Don't they make supercharger kits for these cars? They could make a fun daily commuter with 180-200hp under the hood.

There is a supercharger for the CR-Z from HPD

https://www.collegehillshonda.com/product/06100-F27S-A00.html

Sprintex makes a supercharger for the Fit as well. 

DirtyBird222
DirtyBird222 UberDork
10/21/19 9:35 p.m.

I really enjoy the looks of the CR-Z; however, the driving experience leaves a lot to be desired for. If you were going to track a CR-Z vs. a Fit it does have some benefits.

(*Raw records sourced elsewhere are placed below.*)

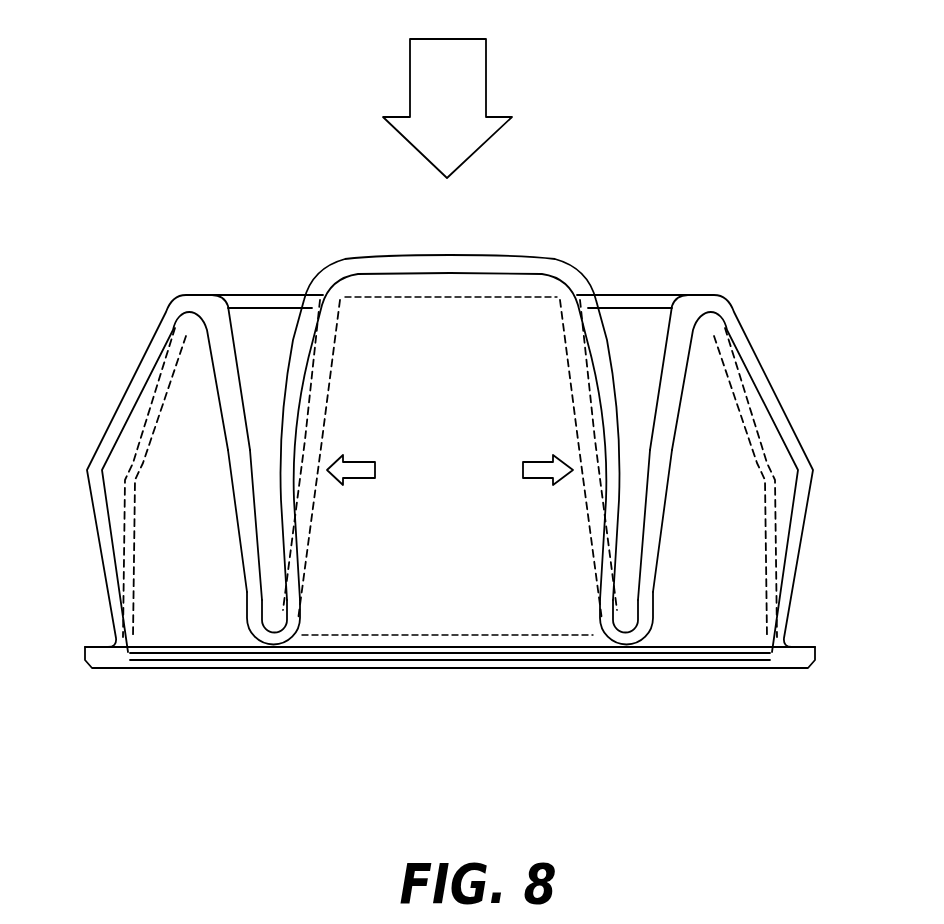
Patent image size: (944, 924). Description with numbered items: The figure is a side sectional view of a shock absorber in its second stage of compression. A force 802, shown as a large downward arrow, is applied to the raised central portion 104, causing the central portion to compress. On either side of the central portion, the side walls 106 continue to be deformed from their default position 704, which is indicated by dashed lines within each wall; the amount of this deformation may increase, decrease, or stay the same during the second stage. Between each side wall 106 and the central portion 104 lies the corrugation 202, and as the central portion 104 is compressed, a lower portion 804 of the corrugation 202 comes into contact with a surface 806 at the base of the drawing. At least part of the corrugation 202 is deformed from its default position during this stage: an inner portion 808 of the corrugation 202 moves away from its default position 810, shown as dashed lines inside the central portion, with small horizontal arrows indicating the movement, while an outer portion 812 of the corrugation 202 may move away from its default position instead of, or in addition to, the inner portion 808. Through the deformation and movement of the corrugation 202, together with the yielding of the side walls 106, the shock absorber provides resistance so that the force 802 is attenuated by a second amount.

The raised central portion 104 is at (555, 262).
The side walls 106 is at (130, 392).
The corrugation 202 is at (258, 323).
The original position 704 is at (123, 567).
The force 802 is at (467, 78).
The lower portion 804 is at (275, 634).
The surface 806 is at (493, 661).
The inner portion 808 is at (298, 347).
The default position 810 is at (315, 422).
The outer portion 812 is at (233, 443).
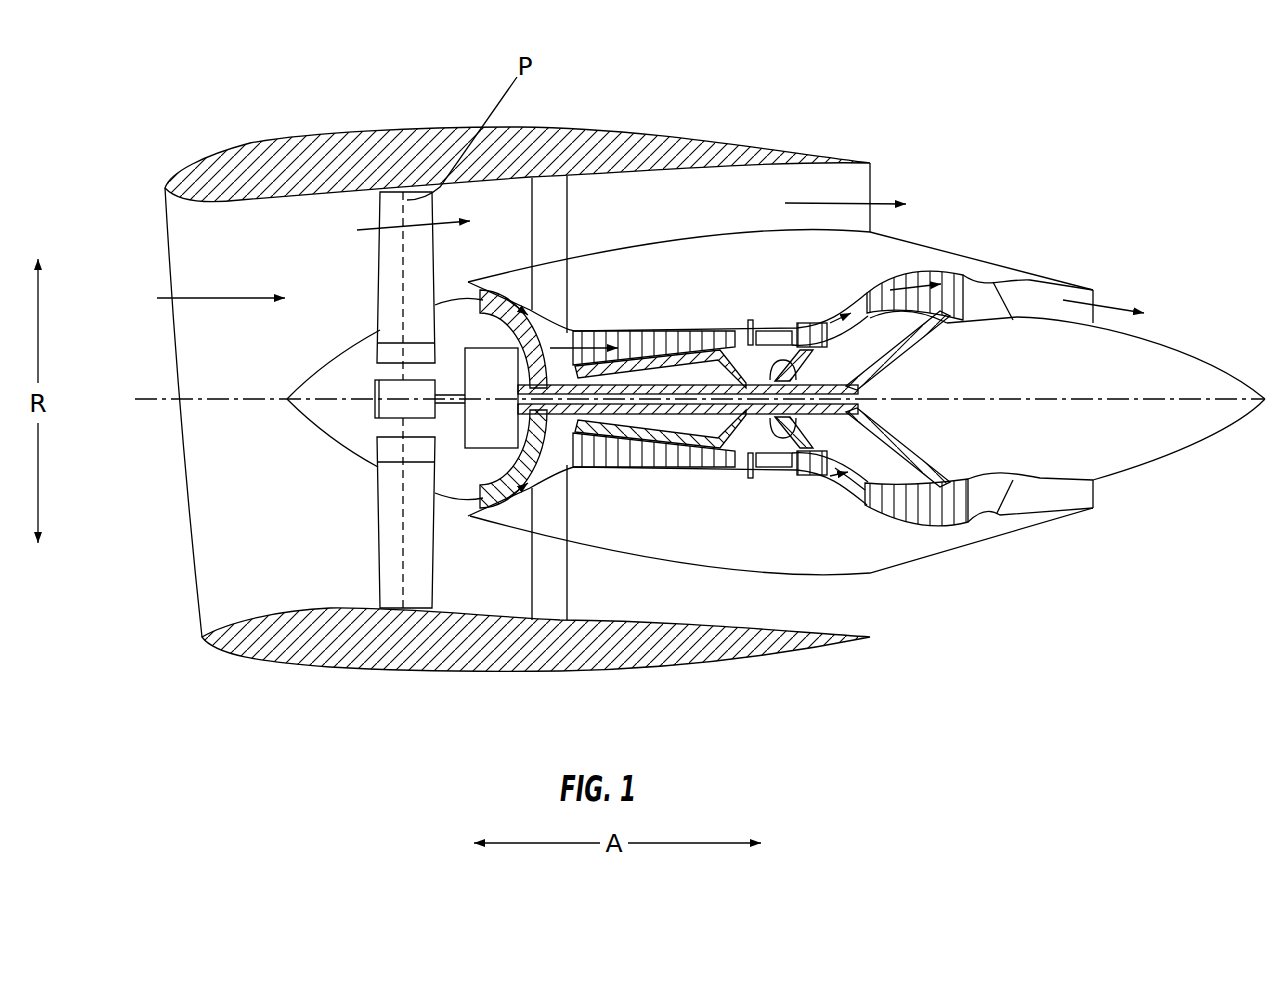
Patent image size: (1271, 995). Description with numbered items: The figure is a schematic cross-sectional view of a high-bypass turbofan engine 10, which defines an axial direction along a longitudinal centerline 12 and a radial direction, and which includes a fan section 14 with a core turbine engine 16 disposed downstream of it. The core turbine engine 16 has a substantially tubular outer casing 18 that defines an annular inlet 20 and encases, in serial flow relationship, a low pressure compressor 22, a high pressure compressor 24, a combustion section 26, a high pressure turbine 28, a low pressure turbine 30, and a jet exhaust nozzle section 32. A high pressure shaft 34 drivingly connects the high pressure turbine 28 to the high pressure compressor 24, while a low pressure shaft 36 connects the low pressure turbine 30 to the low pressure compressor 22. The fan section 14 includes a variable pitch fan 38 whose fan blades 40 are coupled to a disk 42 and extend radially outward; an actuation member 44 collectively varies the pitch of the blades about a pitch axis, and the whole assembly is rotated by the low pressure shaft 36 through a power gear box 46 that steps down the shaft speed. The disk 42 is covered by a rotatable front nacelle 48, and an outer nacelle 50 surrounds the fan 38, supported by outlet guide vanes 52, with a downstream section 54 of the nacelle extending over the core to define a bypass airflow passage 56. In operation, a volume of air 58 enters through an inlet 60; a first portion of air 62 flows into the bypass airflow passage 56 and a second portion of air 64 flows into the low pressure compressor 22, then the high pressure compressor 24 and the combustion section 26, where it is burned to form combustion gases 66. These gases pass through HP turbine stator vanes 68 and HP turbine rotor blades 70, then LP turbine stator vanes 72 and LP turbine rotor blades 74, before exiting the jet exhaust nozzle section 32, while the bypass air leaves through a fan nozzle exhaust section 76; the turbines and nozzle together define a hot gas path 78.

Rear discs vs. rear drums. 5x114.3 vs. 4x100 (negotiable on which is better), CR-Z came standard with a sway bar vs. the Fit which only got it on Sport models (3rd gen ditched it all together), and I'm pretty sure some of the older generation Civic Type R rear suspension bits bolt up to the CR-Z as well. The CR-Z doesn't have the best cupholder locations ever, it has that IMA stuff, a weird cargo area, 

pointofdeparture
pointofdeparture PowerDork
10/21/19 9:36 p.m.

In reply to Knurled. :

Yeah, I get that. Generally speaking though the CR-Z seats were pretty much equally economy-grade with awful lumbar support which is a big deal for me personally. The lower seating position was better, but the seats themselves still sucked.

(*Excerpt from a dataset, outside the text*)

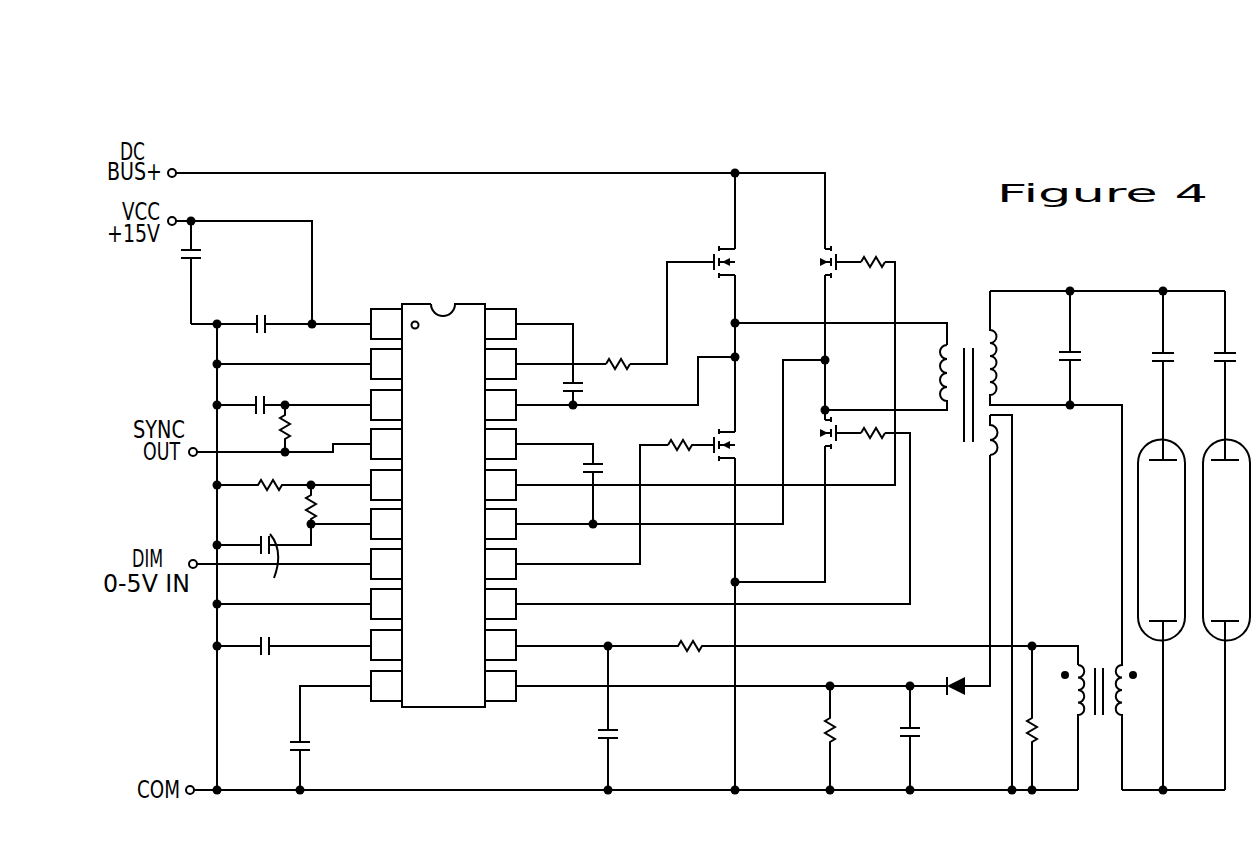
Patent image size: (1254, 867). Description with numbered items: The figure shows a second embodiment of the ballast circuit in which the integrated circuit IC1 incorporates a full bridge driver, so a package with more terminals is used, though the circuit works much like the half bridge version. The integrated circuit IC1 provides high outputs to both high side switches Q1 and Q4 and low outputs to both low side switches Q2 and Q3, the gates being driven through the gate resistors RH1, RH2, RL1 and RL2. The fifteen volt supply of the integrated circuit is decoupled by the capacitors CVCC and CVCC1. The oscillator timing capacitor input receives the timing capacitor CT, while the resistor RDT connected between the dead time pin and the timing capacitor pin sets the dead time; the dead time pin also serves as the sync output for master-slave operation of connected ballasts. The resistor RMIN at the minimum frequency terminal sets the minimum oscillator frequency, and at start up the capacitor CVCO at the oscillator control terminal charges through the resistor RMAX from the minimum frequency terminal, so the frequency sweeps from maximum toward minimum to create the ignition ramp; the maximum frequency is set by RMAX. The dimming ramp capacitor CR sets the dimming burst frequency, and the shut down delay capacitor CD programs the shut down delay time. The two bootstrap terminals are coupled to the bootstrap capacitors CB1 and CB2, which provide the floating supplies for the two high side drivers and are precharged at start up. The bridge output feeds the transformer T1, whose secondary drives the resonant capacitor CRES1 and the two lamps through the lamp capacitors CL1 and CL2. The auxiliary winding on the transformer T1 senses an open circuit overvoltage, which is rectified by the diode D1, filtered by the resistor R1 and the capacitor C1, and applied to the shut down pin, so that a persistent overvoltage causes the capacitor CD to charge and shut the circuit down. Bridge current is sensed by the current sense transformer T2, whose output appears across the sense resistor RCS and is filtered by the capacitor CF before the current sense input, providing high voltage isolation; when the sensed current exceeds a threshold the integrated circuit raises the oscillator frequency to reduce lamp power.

Half the reason I ended up with a GTI over safer options was the great seats...

Keith Tanner
Keith Tanner MegaDork
10/21/19 9:38 p.m.

Edmunds also did a take on this back in the day, only they used a first-gen CRX. Here's what JPH had to say.

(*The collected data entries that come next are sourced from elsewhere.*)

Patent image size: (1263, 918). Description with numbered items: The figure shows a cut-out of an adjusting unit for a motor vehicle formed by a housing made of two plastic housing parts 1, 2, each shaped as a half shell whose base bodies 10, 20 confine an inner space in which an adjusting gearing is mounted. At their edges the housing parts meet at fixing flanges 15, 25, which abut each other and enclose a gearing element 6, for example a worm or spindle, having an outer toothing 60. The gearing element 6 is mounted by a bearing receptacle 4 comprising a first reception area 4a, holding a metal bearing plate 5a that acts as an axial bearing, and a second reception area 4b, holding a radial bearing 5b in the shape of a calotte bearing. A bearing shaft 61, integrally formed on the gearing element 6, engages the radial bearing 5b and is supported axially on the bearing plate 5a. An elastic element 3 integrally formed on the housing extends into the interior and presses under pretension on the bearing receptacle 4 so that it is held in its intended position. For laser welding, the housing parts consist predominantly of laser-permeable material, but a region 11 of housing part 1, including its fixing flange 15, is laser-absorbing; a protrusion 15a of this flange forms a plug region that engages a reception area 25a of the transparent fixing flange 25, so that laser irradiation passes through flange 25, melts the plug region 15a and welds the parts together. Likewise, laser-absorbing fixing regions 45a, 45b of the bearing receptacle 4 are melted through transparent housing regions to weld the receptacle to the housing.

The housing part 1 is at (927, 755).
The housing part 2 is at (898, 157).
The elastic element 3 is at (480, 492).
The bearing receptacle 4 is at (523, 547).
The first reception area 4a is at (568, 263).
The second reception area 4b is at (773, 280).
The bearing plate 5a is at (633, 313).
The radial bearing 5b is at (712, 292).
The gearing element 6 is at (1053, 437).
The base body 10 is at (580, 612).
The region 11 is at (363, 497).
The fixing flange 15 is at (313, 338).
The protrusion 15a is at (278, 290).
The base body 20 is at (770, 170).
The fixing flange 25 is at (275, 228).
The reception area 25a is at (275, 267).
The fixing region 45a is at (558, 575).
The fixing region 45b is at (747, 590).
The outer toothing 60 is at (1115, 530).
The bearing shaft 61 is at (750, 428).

https://www.edmunds.com/car-reviews/features/2011-honda-cr-z-vs-1987-honda-crx-si.html

Vigo
Vigo MegaDork
10/22/19 11:02 a.m.

I liked my Insights and wanted to like the CR-Z, but it's a little big and a little underpowered to have such mediocre fuel economy. I posted in Mazdeuce's Fit thread about how i spent years waiting to be disappointed and give up when Honda decided not to bring the Fit Hybrid to the US.  I think there IS a middle ground for a sporty hybrid, but the CR-Z didn't find it, at least not stock. I'd be more interested in the supercharger thing if it didn't drive the cost of the entire car up by 30%, and im too lazy to turbo one myself when... I still have an Insight that would end up cooler with the same effort. cheeky​​​​​​​

NickD
NickD PowerDork
10/23/19 5:23 a.m.

I kinda forget these exist, and half the time that I see them, I think that they are an Insight. There was one that showed up to my local race track (Pineview Run) with a Rotrex supercharger kit, that I, as a big proponent of Rotrex blowers, was excited to see go, but it had a pretty inexperienced driver, so it just poked around the track at low speeds.

irish44j
irish44j MegaDork
11/5/19 4:36 p.m.

I'll just leave this here. Running with Honda's R&D rally team (along with a new Passport and a Fit)

Image result for rally cr-z

Kreb
Kreb UberDork
11/5/19 5:40 p.m.

The CR-Z was a huge disappointment for me. I really like the way that it looks, and really liked the CRXs. Can you imagine what a hoot the car would be  with some real cojones? 

spacecadet
spacecadet Dork
11/5/19 10:35 p.m.
Kreb said:

The CR-Z was a huge disappointment for me. I really like the way that it looks, and really liked the CRXs. Can you imagine what a hoot the car would be  with some real cojones? 

A K swap into one with the batteries removed sounds like my idea of a good Time. K swapped Fits are friggin awesome. This is a lower fit.